Долгое время сам Леонардо не знал, что у него есть кот. Он просто не думал об этом. Он свободно и совершенно независимо перемещался по людным флорентийским улицам — от дома Верроккио к дому Тосканелли, от дома Тосканелли ко дворцу Медичи — своей особенной юной походкой, одновременно задумчивой и лёгкой, чтобы не сказать щегольской, не очень-то замечая происходившее вокруг и ниже его плеч. И когда ему говорили — смотри, Леонардо, твой кот опять идёт за тобою следом, — он очень удивлялся: мой кто? кот?

 

Собственно, первыми современниками, отчётливо зафиксировавшими эту небольшую серую субстанцию, были наблюдательные и честолюбивые флорентийские коллеги Леонардо по художническому ремеслу. Кот явно вызывал их интерес, смущение и даже ревность: несмотря на все потуги и старания многих молодых и некоторых опытных господ вступить с котом в более тесные отношения (а потуги эти часто были подкреплены изрядными теоретическими и материальными аргументами), несмотря на очевидное безразличие и самодостаточность юного Леонардо, это был именно кот да Винчи. И больше ничей.

Более всех тогда кот поразил воображение Боттичелли. «Кот невелик. Но не замечать его может либо святой, либо слепой. Это вам не пейзаж, это — фигура», — находим мы в его записках подобие весьма загадочного, смутного полуупрёка-полусожаления. Именно в несохранившихся записках Боттичелли было собрано большинство ранних сведений и апокрифов, касающихся «Il nostro Gatto» — «нашего кота». Отсюда и пошло его прозвище, быстро, впрочем, утраченное, — Nostragattus.

Под влиянием Боттичелли с начала семидесятых годов кватроченто кот стал появляться на фресках и полотнах сразу нескольких флорентийских мастеров. Наиболее известна работа Филиппино Липпи, где на фреске «Страшный суд» в трапезной небольшого тосканского аббатства близ Сиены кот был изображён среди небесных праведников. Скандал тогда вышел изрядный. Особенно выделялись при этом своей нетерпимостью и злобствованием отцы-доминиканцы, под давлением которых архиепископ Сальвиати обнародовал специальное послание «Против шерстистой твари». Потом как-то внезапно все протесты стихли, а маэстро Филиппино получил весьма и весьма престижные заказы. Поговаривали про покровительство самого Лоренцо Медичи, но кому именно — художнику или коту — осталось невыясненным.

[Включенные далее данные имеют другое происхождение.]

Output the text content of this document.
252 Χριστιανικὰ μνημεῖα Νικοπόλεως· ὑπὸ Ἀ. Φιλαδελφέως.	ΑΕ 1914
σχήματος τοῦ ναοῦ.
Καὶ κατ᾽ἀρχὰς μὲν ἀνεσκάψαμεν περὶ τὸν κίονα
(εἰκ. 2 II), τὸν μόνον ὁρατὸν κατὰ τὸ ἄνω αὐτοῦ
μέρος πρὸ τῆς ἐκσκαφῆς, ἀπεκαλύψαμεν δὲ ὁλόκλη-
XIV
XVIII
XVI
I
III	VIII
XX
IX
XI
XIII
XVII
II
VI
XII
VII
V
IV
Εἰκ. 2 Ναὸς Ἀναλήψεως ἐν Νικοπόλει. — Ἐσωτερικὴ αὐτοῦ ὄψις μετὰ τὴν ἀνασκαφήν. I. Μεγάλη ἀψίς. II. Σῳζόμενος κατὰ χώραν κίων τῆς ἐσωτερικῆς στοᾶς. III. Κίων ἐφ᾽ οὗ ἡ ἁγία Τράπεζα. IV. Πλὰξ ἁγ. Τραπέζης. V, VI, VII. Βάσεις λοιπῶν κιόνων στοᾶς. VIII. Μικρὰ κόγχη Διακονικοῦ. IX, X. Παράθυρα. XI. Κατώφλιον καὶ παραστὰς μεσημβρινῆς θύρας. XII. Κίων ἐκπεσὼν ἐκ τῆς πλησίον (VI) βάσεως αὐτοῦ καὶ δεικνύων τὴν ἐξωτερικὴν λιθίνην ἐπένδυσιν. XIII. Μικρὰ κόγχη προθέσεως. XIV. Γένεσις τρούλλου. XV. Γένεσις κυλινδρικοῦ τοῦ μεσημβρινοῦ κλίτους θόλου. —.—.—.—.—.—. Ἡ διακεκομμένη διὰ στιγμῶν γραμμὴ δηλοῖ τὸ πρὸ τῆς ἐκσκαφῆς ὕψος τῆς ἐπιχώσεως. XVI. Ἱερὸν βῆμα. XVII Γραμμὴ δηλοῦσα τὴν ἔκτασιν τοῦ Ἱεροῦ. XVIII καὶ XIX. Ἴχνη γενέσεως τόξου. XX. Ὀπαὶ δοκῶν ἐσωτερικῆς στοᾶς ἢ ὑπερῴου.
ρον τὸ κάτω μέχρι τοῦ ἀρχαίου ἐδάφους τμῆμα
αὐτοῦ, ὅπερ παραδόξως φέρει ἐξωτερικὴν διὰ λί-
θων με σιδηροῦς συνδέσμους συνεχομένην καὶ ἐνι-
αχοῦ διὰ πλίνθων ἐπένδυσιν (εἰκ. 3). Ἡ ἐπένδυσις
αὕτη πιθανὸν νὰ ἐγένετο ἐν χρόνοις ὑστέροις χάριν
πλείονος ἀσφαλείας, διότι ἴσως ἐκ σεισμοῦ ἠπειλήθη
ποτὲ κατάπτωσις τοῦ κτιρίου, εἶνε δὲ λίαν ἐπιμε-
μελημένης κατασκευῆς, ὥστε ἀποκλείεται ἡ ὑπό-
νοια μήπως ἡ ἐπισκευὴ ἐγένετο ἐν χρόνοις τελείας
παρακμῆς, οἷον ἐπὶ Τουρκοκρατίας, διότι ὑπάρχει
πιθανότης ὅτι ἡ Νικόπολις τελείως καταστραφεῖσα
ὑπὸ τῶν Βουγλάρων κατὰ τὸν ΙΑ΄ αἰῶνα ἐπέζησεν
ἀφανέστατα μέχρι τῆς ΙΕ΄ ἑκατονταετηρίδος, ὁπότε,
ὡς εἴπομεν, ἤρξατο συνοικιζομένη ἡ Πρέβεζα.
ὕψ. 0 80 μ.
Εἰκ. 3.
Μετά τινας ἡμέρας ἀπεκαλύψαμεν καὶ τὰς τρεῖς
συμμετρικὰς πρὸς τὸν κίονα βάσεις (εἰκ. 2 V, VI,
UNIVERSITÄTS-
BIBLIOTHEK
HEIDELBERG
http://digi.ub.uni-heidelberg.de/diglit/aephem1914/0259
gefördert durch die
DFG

Споры и пересуды вокруг этой фрески возникали и в дальнейшем. То монахи отказывались принимать пищу под пристальным и строгим взглядом праведного кота, то кто-либо из идейных теологов норовил затеять канонический диспут. В общем, в первой половине Х╡Х века кота из сонма небожителей убрали, сгустив на этом месте облака.

 

* * *

Впрочем, кот появился в жизни Леонардо раньше. Намного раньше.

 

В самом начале весны 1452 года движение между городами Генуя, Феррара и городком Винчи было на удивление оживлённым. Небольшой серый кот был не самым заметным участником этого движения, хотя тамошние купцы и крестьяне видели, как он несколько раз в том и в другом направлениях проделывал означенный маршрут, курсируя между домами, в которых почти одновременно появились младенцы Кристофоро, Джироламо и Леонардо.

Странное настроение было отмечено тогда у кота: игра и бодрость сменялись нерешительностью, чуть ли не тоской, стремительный бег — странными медленными манёврами у обочины дороги. Казалось, кот находился перед раздирающим его душу выбором, невозможным, мучительным выбором...

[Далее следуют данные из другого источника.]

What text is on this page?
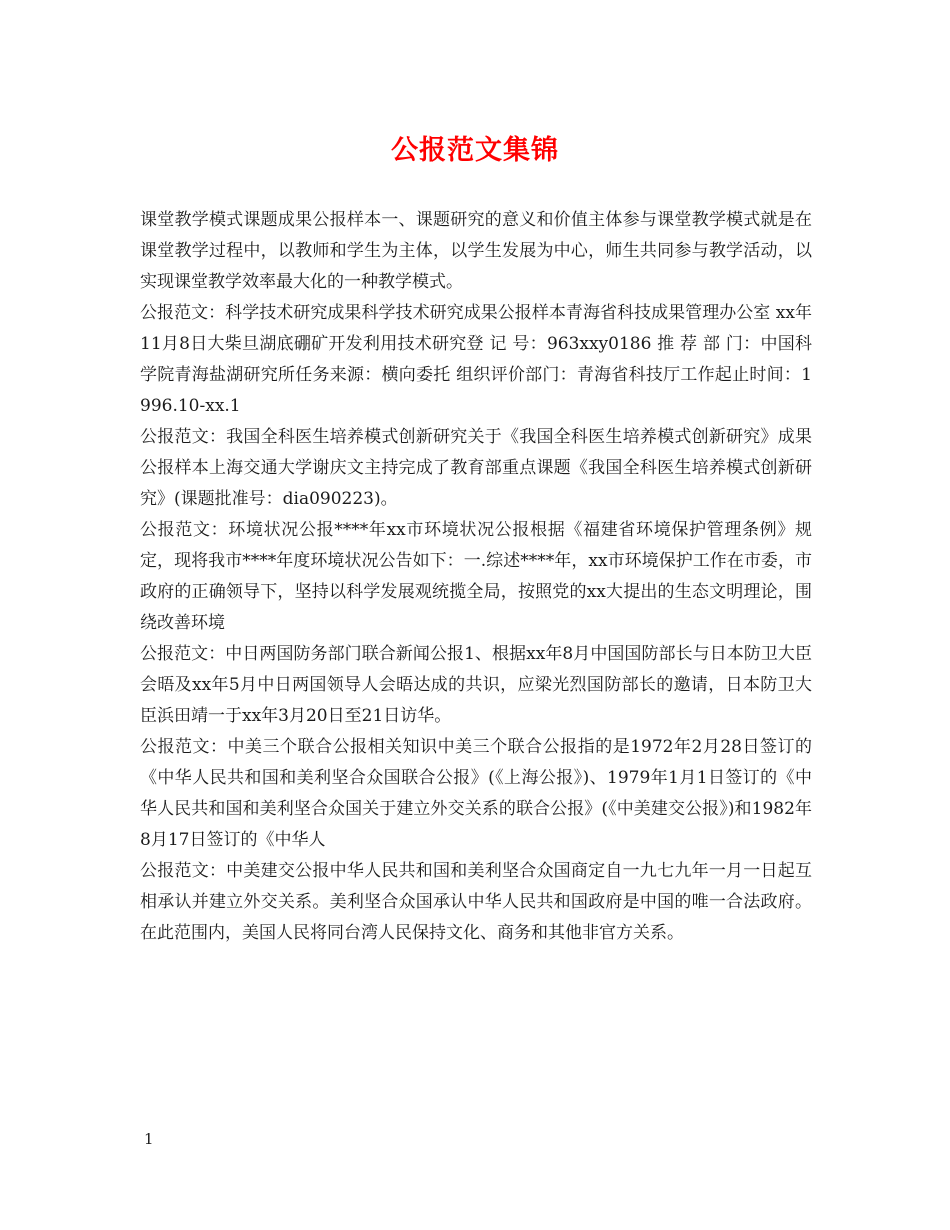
公报范文集锦

课堂教学模式课题成果公报样本一、课题研究的意义和价值主体参与课堂教学模式就是在课堂教学过程中，以教师和学生为主体，以学生发展为中心，师生共同参与教学活动，以实现课堂教学效率最大化的一种教学模式。

公报范文：科学技术研究成果科学技术研究成果公报样本青海省科技成果管理办公室 xx年 11月8日大柴旦湖底硼矿开发利用技术研究登 记 号：963xxy0186 推 荐 部 门：中国科学院青海盐湖研究所任务来源：横向委托 组织评价部门：青海省科技厅工作起止时间：1996.10-xx.1

公报范文：我国全科医生培养模式创新研究关于《我国全科医生培养模式创新研究》成果公报样本上海交通大学谢庆文主持完成了教育部重点课题《我国全科医生培养模式创新研究》(课题批准号：dia090223)。

公报范文：环境状况公报****年xx市环境状况公报根据《福建省环境保护管理条例》规定，现将我市****年度环境状况公告如下：一.综述****年，xx市环境保护工作在市委，市政府的正确领导下，坚持以科学发展观统揽全局，按照党的xx大提出的生态文明理论，围绕改善环境

公报范文：中日两国防务部门联合新闻公报1、根据xx年8月中国国防部长与日本防卫大臣会晤及xx年5月中日两国领导人会晤达成的共识，应梁光烈国防部长的邀请，日本防卫大臣浜田靖一于xx年3月20日至21日访华。

公报范文：中美三个联合公报相关知识中美三个联合公报指的是1972年2月28日签订的《中华人民共和国和美利坚合众国联合公报》(《上海公报》)、1979年1月1日签订的《中华人民共和国和美利坚合众国关于建立外交关系的联合公报》(《中美建交公报》)和1982年8月17日签订的《中华人

公报范文：中美建交公报中华人民共和国和美利坚合众国商定自一九七九年一月一日起互相承认并建立外交关系。美利坚合众国承认中华人民共和国政府是中国的唯一合法政府。在此范围内，美国人民将同台湾人民保持文化、商务和其他非官方关系。

1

Всё решилось в один день, когда коту, внезапно появившемуся возле дома винчийского нотариуса, случилось отогнать коршуна, имевшего целенаправленную наглость спуститься прямо к колыбели Леонардо. При этом малыш, нимало не смутившись, сказал: «Пф! О, зиги...» — и, покачав головой, занялся разглядыванием воздуха над собою. Кот медленно сел, осуществил двадцатипятисекундный зевок и, растянувшись, проспал возле колыбели младенца едва ли не трое суток.

Таковы были некоторые обстоятельства, вследствие которых кот остался жить в доме нотариуса мессера Пьеро. Молока он потреблял немного, предпочитая ему сметану, сливки и козий сыр. Мяса не ел вовсе. Зато маслины!.. Маслины он просто обожал. Он их облизывал, он жонглировал ими, прятал, находил, перепрятывал, пел им песни. Он бы играл ими в длинные и короткие нарды, а также в старинную игру го, если бы нашёл достойного партнёра. Но достойного партнёра у кота не было.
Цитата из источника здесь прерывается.